I am currently reading my way through a long list of science fiction and fantasy titles. (http://www.npr.org/2011/08/07/138938145/science-fiction-and-fantasy-finalists if you are interested in the list).
In Grimsgrave Hall, enigmatic Nicholas Brisbane has inherited a ruined estate, replete with uncanny tenants and one unwanted houseguest: Lady Julia Grey. Despite his admonitions to stay away, Lady Julia arrives in Yorkshire to find Brisbane as remote and maddeningly attractive as ever. Cloistered together, they share the moldering house with the proud but impoverished remnants of an ancient family: the sort that keeps their bloodline pure and their secrets close. Lady Allenby and her daughters, dependent upon Brisbane and devastated by their fall in society, seem adrift on the moor winds, powerless to change their fortunes. But poison does not discriminate between classes.... A mystery unfolds from the rotten heart of Grimsgrave, one Lady Julia may have to solve alone, as Brisbane appears inextricably tangled in its heinous twists and turns. But blood will out, and before spring touches the craggy northern landscape, Lady Julia will have uncovered a Gypsy witch, a dark rider, and a long-buried legacy of malevolence and evil. Deanna Raybourn spins a gripping tale of loyalty and lust, set against the wild beauty of the Yorkshire moors.
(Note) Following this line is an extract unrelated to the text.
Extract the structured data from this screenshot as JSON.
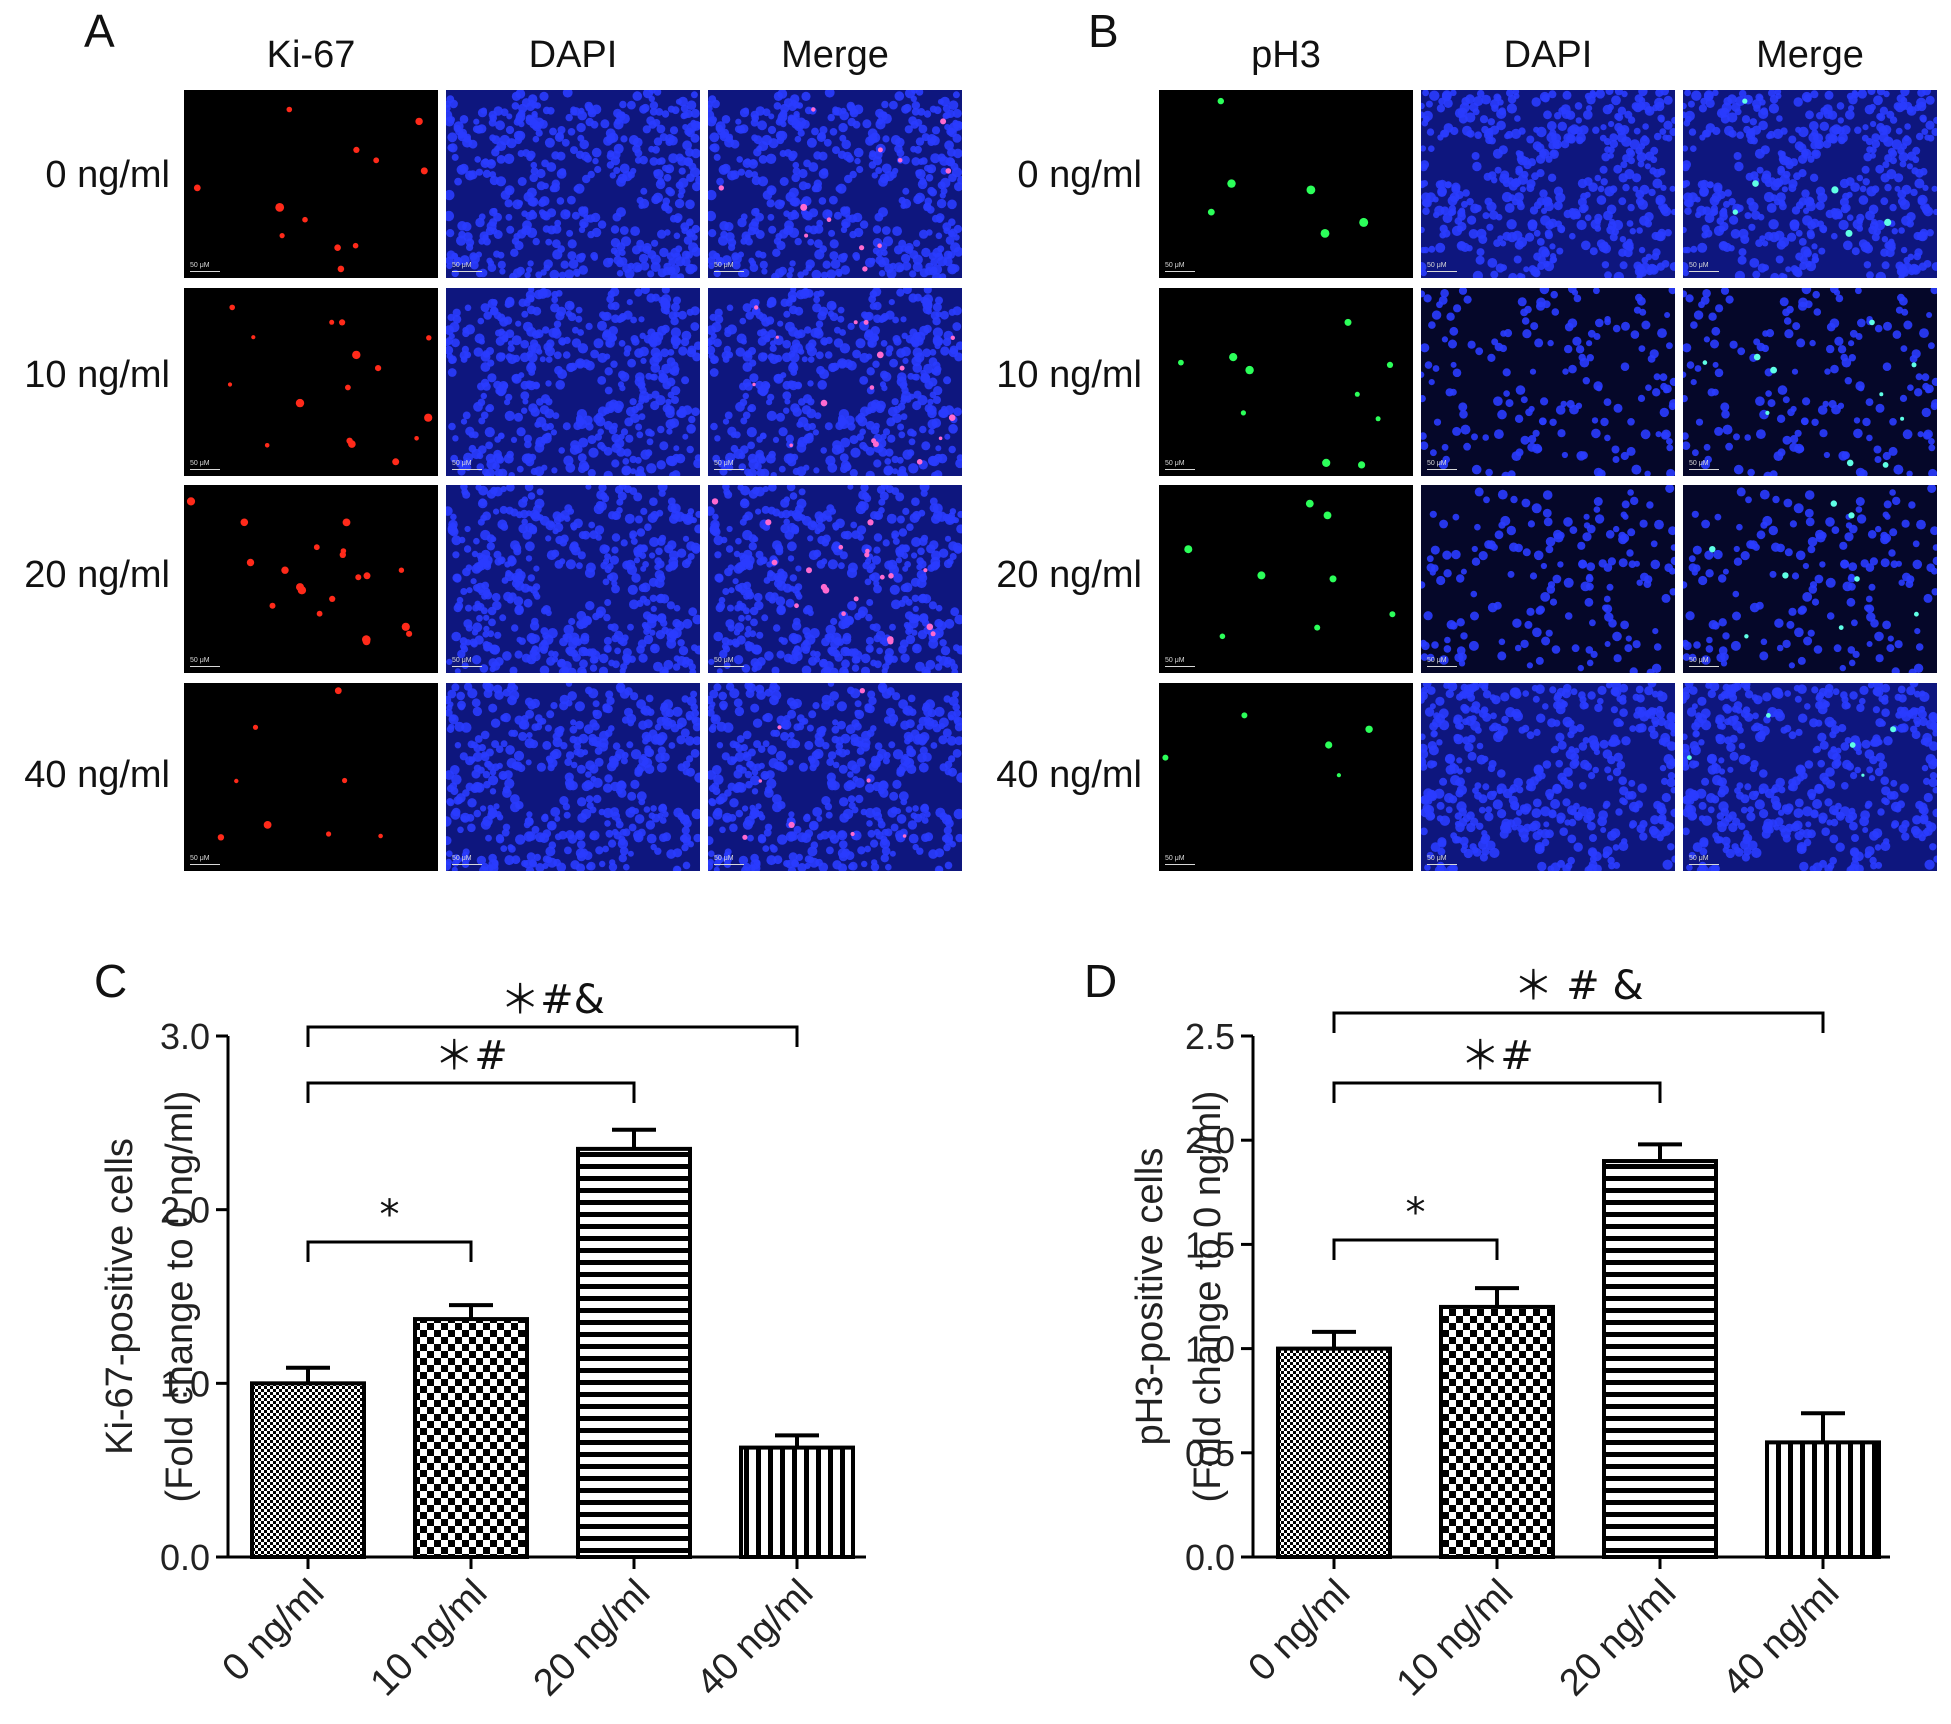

I had to order this book through interlibrary loan, but I am glad that I did. I read all 465 pages in one day--I really didn’t want to set the book down. Raybourn writes a really good Gothic murder mystery/romance.
Lady Julia Grey is part of that movement that I sense in fiction right now to feminize the story of Victorian times. The role of women was definitely undergoing change during this time period, what with Margaret Sanger’s championing of women’s rights and birth control, plus the Rational Dress and the women’s suffrage movements. Upper class women’s desires to be able to move, to not be subject to restrictive social mores, and to control their own bodies. What must it have been like to have all your choices subject to parents or brothers?
Julia is a very sympathetic character to the modern female reader. We identify with her desire to pursue what she wants (Brisbane) without having to answer to her stuffy eldest brother. She is fortunate to have a father who is willing to aid and abet. I was also glad to see that Raybourn spreads the restrictions around, writing Julia’s brother Valerius as a frustrated medical doctor. Gentlemen aren’t allowed to “practice trade,” preventing Valerius from becoming what he is meant to be and showing that even men were hemmed in by the social contract of the time.
I’m disappointed that I will once again have to specially request the next volume of this series through interlibrary loan. Plus, I am unsure where Raybourn will be able to take it after the conclusion of this installment, but I am willing to give it a try.